An ethical hacking project has revealed 17 vulnerabilities in smart city sensors and control devices which are currently installed in cities around the world.
The study uncovered a total of 17 vulnerabilities in smart city sensors that are currently in use, and which could allow hackers to intentionally spread misinformation or access critical infrastructure systems. Among the vulnerabilities identified, eight were described as ‘critical’ in severity, meaning that they must be addressed as urgently as possible.
The ethical hacking project was undertaken by cyber-security company Threatcare and an autonomous group of IBM Security employees known as IBM X-Force Red, and was launched when a civil alert message was sent to mobile devices across Hawaii warning of an imminent ballistic missile threat, which was later confirmed to have been sent in error.
What were the primary vulnerabilities that the researchers found?
Among the security challenges facing smart city networks and technologies were many of the most common issues faced by legacy technologies, which suggests that too little attention is being paid to the security of devices.
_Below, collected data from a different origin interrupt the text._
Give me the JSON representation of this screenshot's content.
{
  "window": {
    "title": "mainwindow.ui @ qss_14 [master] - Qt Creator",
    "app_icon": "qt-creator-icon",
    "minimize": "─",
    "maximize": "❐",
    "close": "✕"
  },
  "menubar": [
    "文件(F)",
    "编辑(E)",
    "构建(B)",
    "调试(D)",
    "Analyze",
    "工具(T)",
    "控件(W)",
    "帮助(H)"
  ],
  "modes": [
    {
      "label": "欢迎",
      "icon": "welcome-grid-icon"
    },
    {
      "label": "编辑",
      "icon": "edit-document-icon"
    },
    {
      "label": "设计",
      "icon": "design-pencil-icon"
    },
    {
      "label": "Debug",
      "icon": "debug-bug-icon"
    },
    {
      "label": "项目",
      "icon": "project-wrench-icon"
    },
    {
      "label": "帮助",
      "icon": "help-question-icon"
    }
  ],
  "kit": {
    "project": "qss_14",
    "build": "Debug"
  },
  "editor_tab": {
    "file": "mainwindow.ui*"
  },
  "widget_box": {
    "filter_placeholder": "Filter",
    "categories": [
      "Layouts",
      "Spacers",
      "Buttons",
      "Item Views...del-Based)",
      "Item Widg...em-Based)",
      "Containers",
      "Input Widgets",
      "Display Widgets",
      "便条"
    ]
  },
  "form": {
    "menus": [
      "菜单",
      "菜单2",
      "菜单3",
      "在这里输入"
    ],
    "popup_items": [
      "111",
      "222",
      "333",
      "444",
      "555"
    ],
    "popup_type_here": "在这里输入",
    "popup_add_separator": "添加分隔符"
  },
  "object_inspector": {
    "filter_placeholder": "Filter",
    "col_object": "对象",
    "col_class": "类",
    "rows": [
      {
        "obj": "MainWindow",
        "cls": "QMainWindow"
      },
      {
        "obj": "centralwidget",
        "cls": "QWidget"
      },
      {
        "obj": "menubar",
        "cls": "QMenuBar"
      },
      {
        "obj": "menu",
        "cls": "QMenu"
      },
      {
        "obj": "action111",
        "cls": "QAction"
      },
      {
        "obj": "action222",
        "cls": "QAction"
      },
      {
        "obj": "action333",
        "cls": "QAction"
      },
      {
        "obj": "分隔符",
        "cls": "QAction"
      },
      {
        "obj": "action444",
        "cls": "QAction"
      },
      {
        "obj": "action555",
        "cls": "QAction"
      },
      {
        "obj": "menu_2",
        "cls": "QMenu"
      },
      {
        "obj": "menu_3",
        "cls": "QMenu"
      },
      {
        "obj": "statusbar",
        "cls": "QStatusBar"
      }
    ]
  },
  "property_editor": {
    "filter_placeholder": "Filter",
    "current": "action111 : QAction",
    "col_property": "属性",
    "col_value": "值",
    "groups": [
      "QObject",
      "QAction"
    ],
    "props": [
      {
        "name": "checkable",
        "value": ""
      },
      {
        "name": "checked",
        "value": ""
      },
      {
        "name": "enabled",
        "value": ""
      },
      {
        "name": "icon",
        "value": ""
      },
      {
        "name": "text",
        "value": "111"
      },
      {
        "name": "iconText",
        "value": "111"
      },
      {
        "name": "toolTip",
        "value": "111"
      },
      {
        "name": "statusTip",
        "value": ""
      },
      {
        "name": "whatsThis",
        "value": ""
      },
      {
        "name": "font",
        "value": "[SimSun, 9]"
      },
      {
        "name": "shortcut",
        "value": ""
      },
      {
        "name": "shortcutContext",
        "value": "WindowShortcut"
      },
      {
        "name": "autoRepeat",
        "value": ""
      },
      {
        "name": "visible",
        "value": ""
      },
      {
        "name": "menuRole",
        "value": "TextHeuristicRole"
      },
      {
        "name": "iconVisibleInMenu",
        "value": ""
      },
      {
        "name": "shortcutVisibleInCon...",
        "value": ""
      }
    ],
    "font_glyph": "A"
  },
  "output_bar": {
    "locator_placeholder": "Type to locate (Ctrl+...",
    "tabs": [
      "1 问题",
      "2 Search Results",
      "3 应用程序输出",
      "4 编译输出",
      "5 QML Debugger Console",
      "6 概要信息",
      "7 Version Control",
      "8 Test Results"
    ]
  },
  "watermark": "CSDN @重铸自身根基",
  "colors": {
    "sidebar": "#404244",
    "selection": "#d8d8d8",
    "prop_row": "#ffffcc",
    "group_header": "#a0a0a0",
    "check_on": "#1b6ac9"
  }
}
This includes the use of default passwords, particularly in cases where devices do not require users to create a more secure password before putting the device into use.
Other recurring flaws, which were among the most common identified by the research, included authentication bypassing, which allow hackers to call up internal administrative areas of a network that should not be accessible to them without having to enter a password.
Many devices were also found to be vulnerable to SQL injection, in which attackers send data between the application and the database which the database confuses with the actual transmission. In this way, hackers can force the device to perform actions which will compromise its security.
How can the problems be addressed?
Following their discovery of vulnerabilities in smart city sensors and devices, the researchers alerted a number of manufacturers to ensure that the vulnerabilities could be patched or fixed with software updates before they were revealed to the general public. However, many such concerns will exist if technology developers do not design and build there devices with security in mind.
Daniel Crowley, head of research for IBM’s X-Force Red, explained that many of the threats found are among the most common in all technology spheres, and that this does not typify the ‘smart’ expectations attached to new and emerging technologies.
He said: “While we were prepared to dig deep to find vulnerabilities, our initial testing yielded some of the most common security issues, such as default passwords, authentication bypass and SQL injections, making us realise that smart cities are already exposed to old-school threats that should not be part of any smart environment.”